“为什么我的分成只有十两银子?”
周慕安将帐本推回去后,周围的空气仿佛凝固了。
他那双深邃的眼睛平静得像一潭死水,却带着一种不容忽视的压迫感,静静地等待着柳月兰的解释。
站在一旁的李沫蓁不安地揪着自己的裙角,指尖微微发白。
她虽然话多,但此刻却觉得喉咙像是被什么东西堵住了。
她太了解周慕安了,他不在意钱,但在意“错”与“对”。
而现在,这笔账单明显是“错”的。
柳月兰脸上的表情僵了一下,随即冷笑一声,她并没有立刻回答,而是将帐本随手扔在桌上,发出“啪”的一声脆响。
她挑起眉毛,眼神中带着一丝不耐与轻蔑。
“算错?慕安,你是不是忘了这酒楼谁在管账?我能算错,是因为这十五两我得替你填补那些不必要的开销。你对食材的要求太高,那些昂贵的鲜货,你以为是天上掉下来的?”
李沫蓁听到这里,忍不住小声地嘟囔了一句:“可是那些食材确实让客人都夸奖……”
她的声音很轻,像是在自言自语,却在寂静的房间里显得格外清晰。
柳月兰猛地转头看向李沫蓁,眼神凌厉,像是在看一个碍事的物件。
李沫蓁被这目光吓得缩了缩脖子,下意识地往周慕安的身后退了半步,像只受惊的小动物,却又不自觉地用衣袖轻轻碰了碰周慕安的长衫,试图寻找一点安全感。

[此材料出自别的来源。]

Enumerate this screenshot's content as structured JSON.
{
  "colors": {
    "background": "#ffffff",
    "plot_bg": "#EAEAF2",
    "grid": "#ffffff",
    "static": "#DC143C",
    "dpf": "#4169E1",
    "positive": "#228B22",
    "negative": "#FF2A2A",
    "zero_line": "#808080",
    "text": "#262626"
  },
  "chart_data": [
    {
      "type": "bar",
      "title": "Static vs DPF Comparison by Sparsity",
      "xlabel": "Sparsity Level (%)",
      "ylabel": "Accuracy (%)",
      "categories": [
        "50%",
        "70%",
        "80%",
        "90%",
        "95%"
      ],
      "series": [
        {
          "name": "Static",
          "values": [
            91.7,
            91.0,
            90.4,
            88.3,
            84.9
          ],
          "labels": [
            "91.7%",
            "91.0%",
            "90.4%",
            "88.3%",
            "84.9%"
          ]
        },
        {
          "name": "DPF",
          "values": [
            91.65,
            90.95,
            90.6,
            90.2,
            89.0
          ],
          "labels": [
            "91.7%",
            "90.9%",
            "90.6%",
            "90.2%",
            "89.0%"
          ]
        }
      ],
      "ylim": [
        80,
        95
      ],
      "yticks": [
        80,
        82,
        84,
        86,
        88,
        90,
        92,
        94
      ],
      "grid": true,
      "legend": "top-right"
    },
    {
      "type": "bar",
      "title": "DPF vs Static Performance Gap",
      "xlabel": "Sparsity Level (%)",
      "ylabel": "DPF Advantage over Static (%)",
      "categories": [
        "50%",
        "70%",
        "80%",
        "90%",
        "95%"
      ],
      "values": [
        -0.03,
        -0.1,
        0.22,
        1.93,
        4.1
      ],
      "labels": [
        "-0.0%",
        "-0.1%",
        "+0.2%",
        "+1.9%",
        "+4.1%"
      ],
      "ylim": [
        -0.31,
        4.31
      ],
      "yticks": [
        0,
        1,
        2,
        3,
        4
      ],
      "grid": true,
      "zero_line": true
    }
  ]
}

周慕安感觉到了身后那轻微的触碰。他没有回头,但眉心微不可察地皱了一下。
他对食材的坚持是底线,而现在,柳月兰将这件事与分成挂钩,且在无意中将沫蓁卷入其中。
他缓缓转过身,挡在了李沫蓁与柳月兰之间。
他的身形修长挺拔,宽挺的肩膀将李沫蓁完全遮掩在自己的阴影之下。
他低头看向柳月兰,语气依然平稳,却冷了几分。
“开销该在帐目上列明,而不是直接在分成里扣除。这不是食材的问题,是管理的问题。”
李沫蓁在周慕安的背后偷偷探出半个脑袋,看着柳月兰涨红的脸,心里虽然有些害怕,但更多的是一种小小的、酸涩的安慰。
她轻轻地在周慕安的后腰处揪了一下,像是提醒他不要把对方的气氛搞得太僵。
柳承德在旁边发出了一声轻笑,他悠闲地靠在柱子边,指尖把玩着一串念珠,语气轻松得像是在聊明天的天气。
“慕安啊,你也太死板了。酒楼最近开销大,食材涨价,人工要涨,还有那些不小心损耗掉的,算下来,只能分这么多。你既是主厨,也该体谅体谅家里的难处。”
周慕安看着柳承德那副模样,眼神微微沉了沉。
他知道柳承德在混水摸鱼,也知道这笔账根本对不上,但此时此刻,他不想在众人面前为了十五两银子争得面红耳赤。
他沉默地收回帐本,没有再说一个字。
李沫蓁站在他身后,心里急得像有只兔子在跳,她想帮他说点什么,却在看到周慕安那平静得近乎冷漠的侧脸时,悄悄地闭上了嘴。
直到回到家,屋内的灯火昏黄,周围陷入了一种令人窒息的静谧。
周慕安换下长衫,洗净了手上的油烟气,才转身看向坐在窗边的柳月兰。
“你知道我的分成少了?”
他的声音很轻,没有质问的强度,但每一字都像是一颗落在冰面上的石子,冷冽而清晰。